Once released to commercial interests, the Internet became the springboard for a dizzying array of applications that were not envisioned by the sponsoring government agencies.
Both government-based and market-oriented strategies for innovation have contributed to the creation of the modern commercial internet. In Nurturing the Accumulation of Innovations: Lessons from the Internet (NBER Working Paper No. 15905), Shane Greenstein uses the example of the creation of the internet to analyze the strengths and weaknesses of two distinct ways of organizing a long-term program for accumulating innovation. One approach, which characterized the early development of the internet, relies on autonomous research institutions ("skunk works") to organize and nurture innovators. The other, which has applied more recently, relies on commercial markets to aggregate dispersed initiatives from a wide array of entrepreneurial participants.

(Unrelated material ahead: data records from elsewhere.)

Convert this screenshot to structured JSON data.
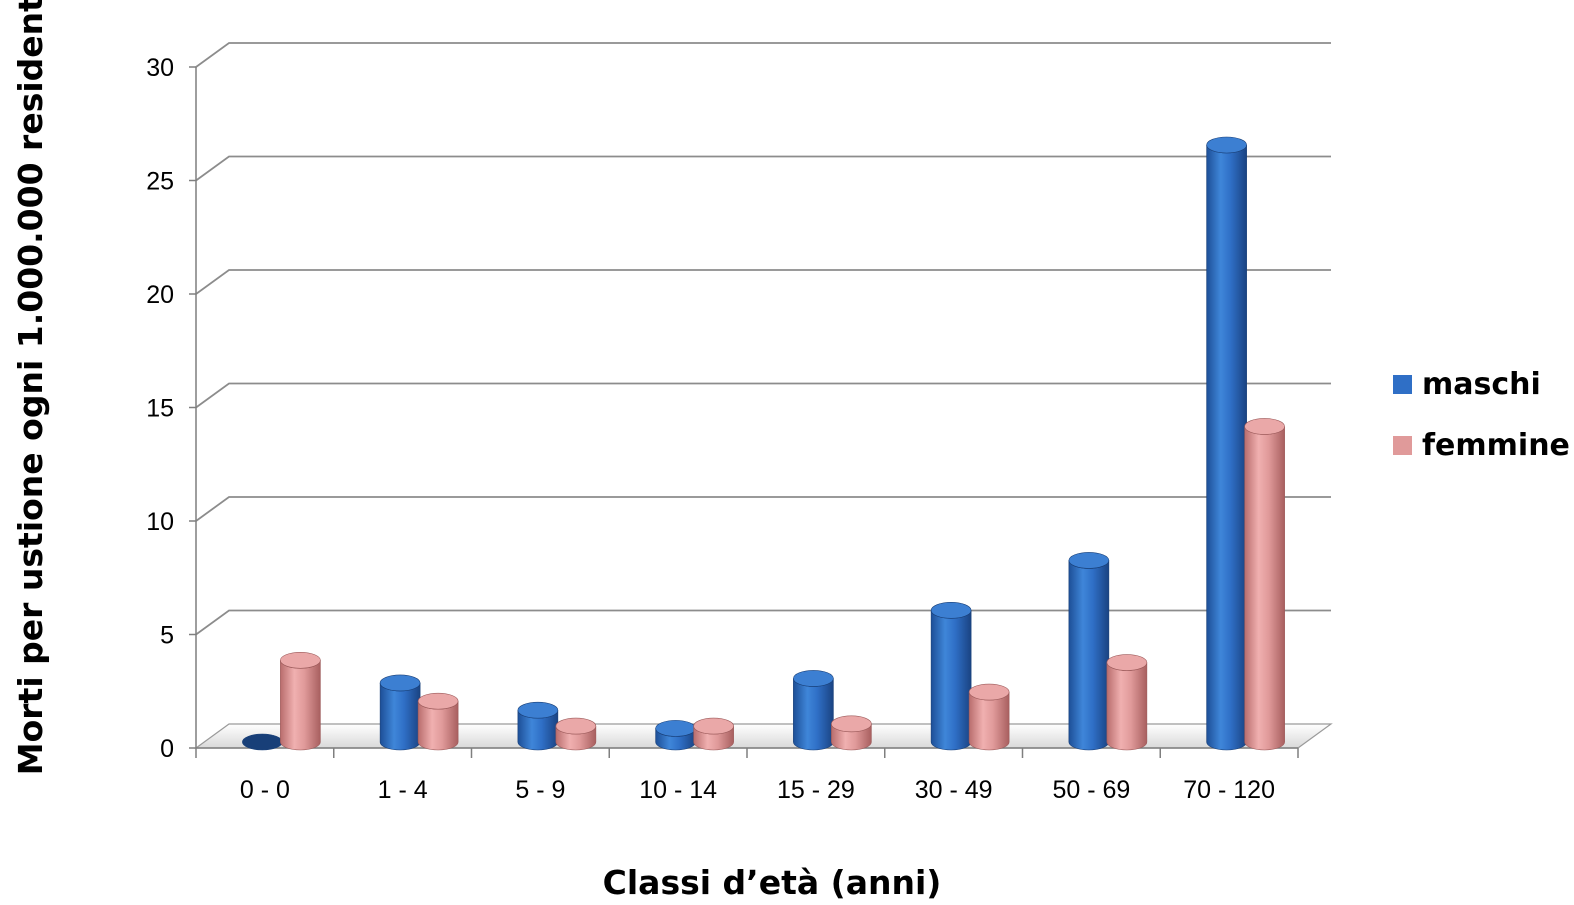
{
  "chart_data": {
    "type": "bar",
    "categories": [
      "0 - 0",
      "1 - 4",
      "5 - 9",
      "10 - 14",
      "15 - 29",
      "30 - 49",
      "50 - 69",
      "70 - 120"
    ],
    "series": [
      {
        "name": "maschi",
        "color": "#2f6fc6",
        "values": [
          0.0,
          2.6,
          1.4,
          0.6,
          2.8,
          5.8,
          8.0,
          26.3
        ]
      },
      {
        "name": "femmine",
        "color": "#e09a9a",
        "values": [
          3.6,
          1.8,
          0.7,
          0.7,
          0.8,
          2.2,
          3.5,
          13.9
        ]
      }
    ],
    "xlabel": "Classi d’età (anni)",
    "ylabel": "Morti per ustione ogni 1.000.000 residenti",
    "ylim": [
      0,
      30
    ],
    "yticks": [
      "0",
      "5",
      "10",
      "15",
      "20",
      "25",
      "30"
    ],
    "grid": true,
    "legend": "right",
    "style": "3d-cylinder"
  }
}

The "skunk works" approach runs the risk that innovation will veer into areas where there is no demand, and thus no economic value. The pre-commercial Internet avoided some of those dangers because the participants in that phase of the internet assessed value from their own experiences. Their managers, in turn, nurtured them and permitted experimentation to blossom -- leading to useful and innovative applications, such as e-mail and packet switching. In addition, the Department of Defense and the National Science Foundation (NSF) played a pivotal role as "demanders" for innovation. Their substantial funding of research institutions, and their distributed investments to universities, supported the innovative activity that led to the breakthrough technologies that underlie today's Internet. This "skunk works" approach, however, restricted participation and truncated experimentation by excluding innovation along lines that did not support the "acceptable use" requirements of the government agencies. Such restrictions limited learning to an artificially narrow range of issues, and left a wide array of other applications untouched.
In contrast to the early "skunk works" days, the more recent commercial era of the Internet has played to the strength of market-based innovation. It has permitted decentralized exploration from commercial firms facing a wide array of incentives and a wide variety of circumstances. Once released to commercial interests, the Internet became the springboard for a dizzying array of applications that were not envisioned by the sponsoring government agencies. These applications include the World Wide Web and its associated browsing technology.